Currently, HT Labs is equipped with almost all types of LC/MS systems: Single-quo, Triple-quo, Ion-trap, Q-TOF, and so on. In addition to ESI and APCI sources, every LC/MS system has a nanospray and a photon-ionization sources for detecting molecules that are normally not detectable with other API sources. All of our LC/MS systems are also connected to photodiode array (PDA) detector and/or evaporative light scattering detector (ELSD). Therefore, they are actually LC/MS/PDA and LC/MS/PDA/ELSD systems. The combination of our LC/MS capacity enables our lab to meet wide variety of analytical needs ranging from compound characterization, quality control, and accurate mass measurement to quantitative analysis, structure elucidation, impurity profiling, and metabolite identification and so on.
Samples that require characterization or quality control (QC) are normally run on our single-quo or ion-trap systems. The analysis is usually carried out in full scan mode, meaning the mass spectrometer is set to scan over a mass range covering at least 200 Dalton above the sample mass. The lower mass limit in a full can is usually set at 100 or 150 Dalton. The sensitivity of full scan mode is around the low-micromole level, or ~1 µg/ml.

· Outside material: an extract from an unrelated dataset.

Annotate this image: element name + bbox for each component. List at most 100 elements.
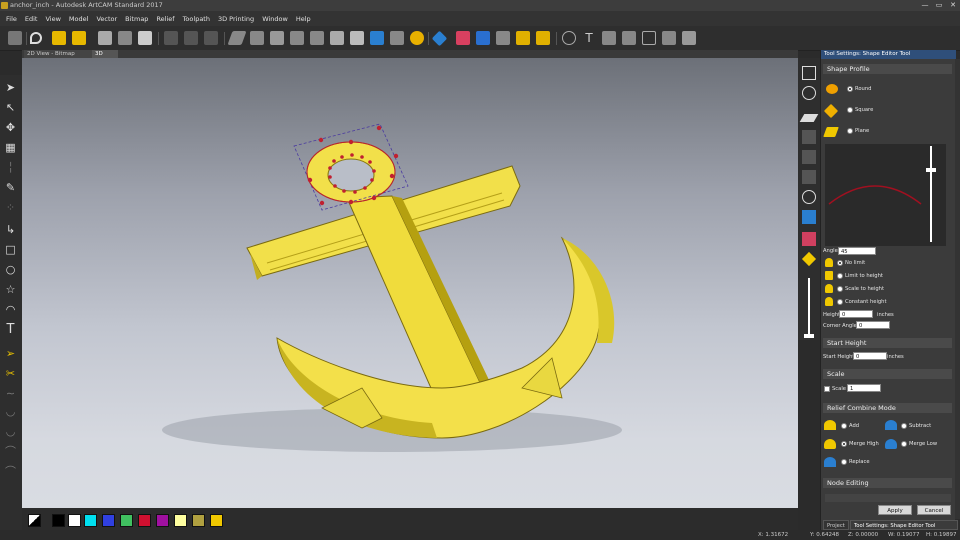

Our generic LC/MS method is a 10-minute gradient run on a 2.1x50 mm 3u C18 column with binary mobile phases: A) Water + 25mM NH4Ac, and B) Pure ACN. Depending on the polarity of the sample, we usually need to make several runs and adjust the gradient profile to optimize the separation and then only report the best result from the multiple trials. The report always contains a UV trace at custom designated wavelength or a total summation of 190-400 nm, and a TIC (total ion current) trace. Also included in the report are the spectra of the major chromatographic peaks, except the void volume peak. Since the 10-minute run include equilibrium time, our report may or may not include the equilibrium port of the chromatogram depending on whether there is any meaningful peak showing up during that time.
We routinely accept customer designated method to run on our systems. Usually, the customer has to provide the specific column if the method requires a column other than what we have. In some cases, the customer also needs to provide the solvent(s), such as for normal phase and ion-pair runs.